The White House Office of Management and Budget (OMB) and the Technical Panel consisting of the Federal Communications Commission (FCC), OMB and the National Telecommunications and Information Administration (NTIA), signed and approved the Spectrum Pipeline Plan sent to Congress in January 2017. The assessment is funded through the Spectrum Reallocation Fund via the SENSR Pipeline Plan. Those funds have been used for research, engineering studies and economic analysis.
Status and Next Steps
The SENSR team has assessed the feasibility of making 50 MHz of the 1300 to 1350 MHz band available for reallocation for shared federal and non-federal use. The aim of the feasibility study was to identify potential surveillance solutions and evaluate the capability to auction the spectrum.
The SENSR team released multiple Requests for Information to receive industry input on the program’s overall approach, feasibility, requirements and acquisition strategy. The responses have assisted the team in refining the program strategy. Industry partnership also was vital to determining the program’s feasibility within the parameters of cost, technical boundaries, and schedule requirements.
The SENSR team completed a feasibility assessment as documented through FAA’s Acquisition Management System Initial Investment Decision (IID) on March 18, 2020. The IID provided conditional approval for the team to move forward with the investment analysis pending policy level support for modifications to the 2015 Pipeline Act that would unlock additional benefits identified by the Joint Program Office (JPO). The proposed changes sought to free up additional spectrum space for wireless users while also providing the most robust surveillance solution to meet the mission of all three agencies. A Policy Coordination Committee (PCC) — made up of executives from the National Security Council (NSC), National Economic Council (NEC), OMB, FCC, NTIA, NEC, NSC and the White House Policy Council — was established to address the desired modifications to the Pipeline Act; however, the legislative adjustments lacked favorable support.

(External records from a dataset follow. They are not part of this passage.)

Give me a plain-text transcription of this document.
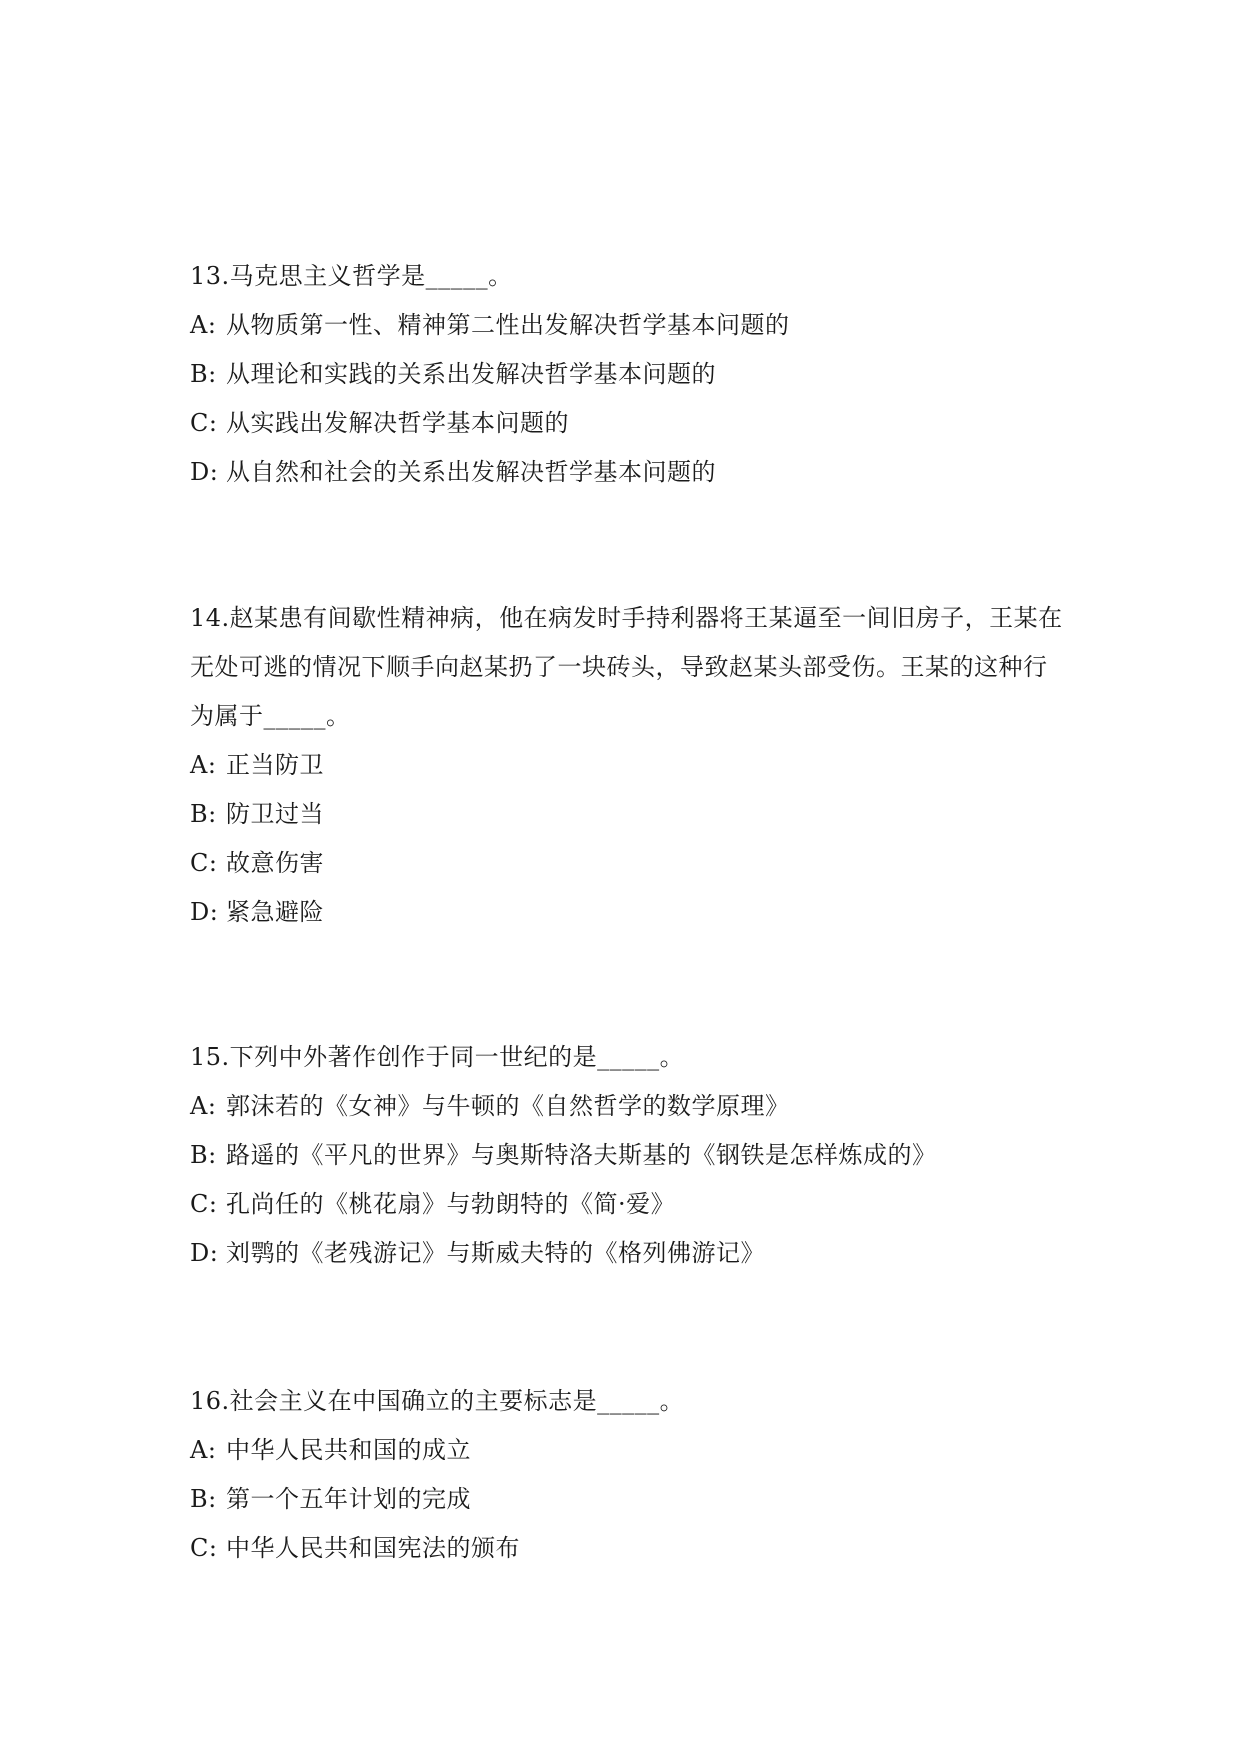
13.马克思主义哲学是_____。

A: 从物质第一性、精神第二性出发解决哲学基本问题的

B: 从理论和实践的关系出发解决哲学基本问题的

C: 从实践出发解决哲学基本问题的

D: 从自然和社会的关系出发解决哲学基本问题的

14.赵某患有间歇性精神病，他在病发时手持利器将王某逼至一间旧房子，王某在无处可逃的情况下顺手向赵某扔了一块砖头，导致赵某头部受伤。王某的这种行为属于_____。

A: 正当防卫

B: 防卫过当

C: 故意伤害

D: 紧急避险

15.下列中外著作创作于同一世纪的是_____。

A: 郭沫若的《女神》与牛顿的《自然哲学的数学原理》

B: 路遥的《平凡的世界》与奥斯特洛夫斯基的《钢铁是怎样炼成的》

C: 孔尚任的《桃花扇》与勃朗特的《简·爱》

D: 刘鹗的《老残游记》与斯威夫特的《格列佛游记》

16.社会主义在中国确立的主要标志是_____。

A: 中华人民共和国的成立

B: 第一个五年计划的完成

C: 中华人民共和国宪法的颁布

The SENSR program was directed by the PCC to shift direction toward a study focused on assessing the feasibility of retuning existing long-range Air Route Surveillance Radars (ARSR-4) and Common Air Route Surveillance Radars (CARSR) in the near term, eventually replacing ARSR-4 systems and those CARSR systems that cannot be returned with new radar technology within the L-band using SENSR auction proceeds (as seen in the graphic below)
(click to enlarge)
The JPO issued a final integrated report that combined the findings of the retuning assessment and the market survey in 2021. Discussions continue between the respective JPO departments and the Tech Panel/NTIA/Department of Commerce on the conclusions of the assessment.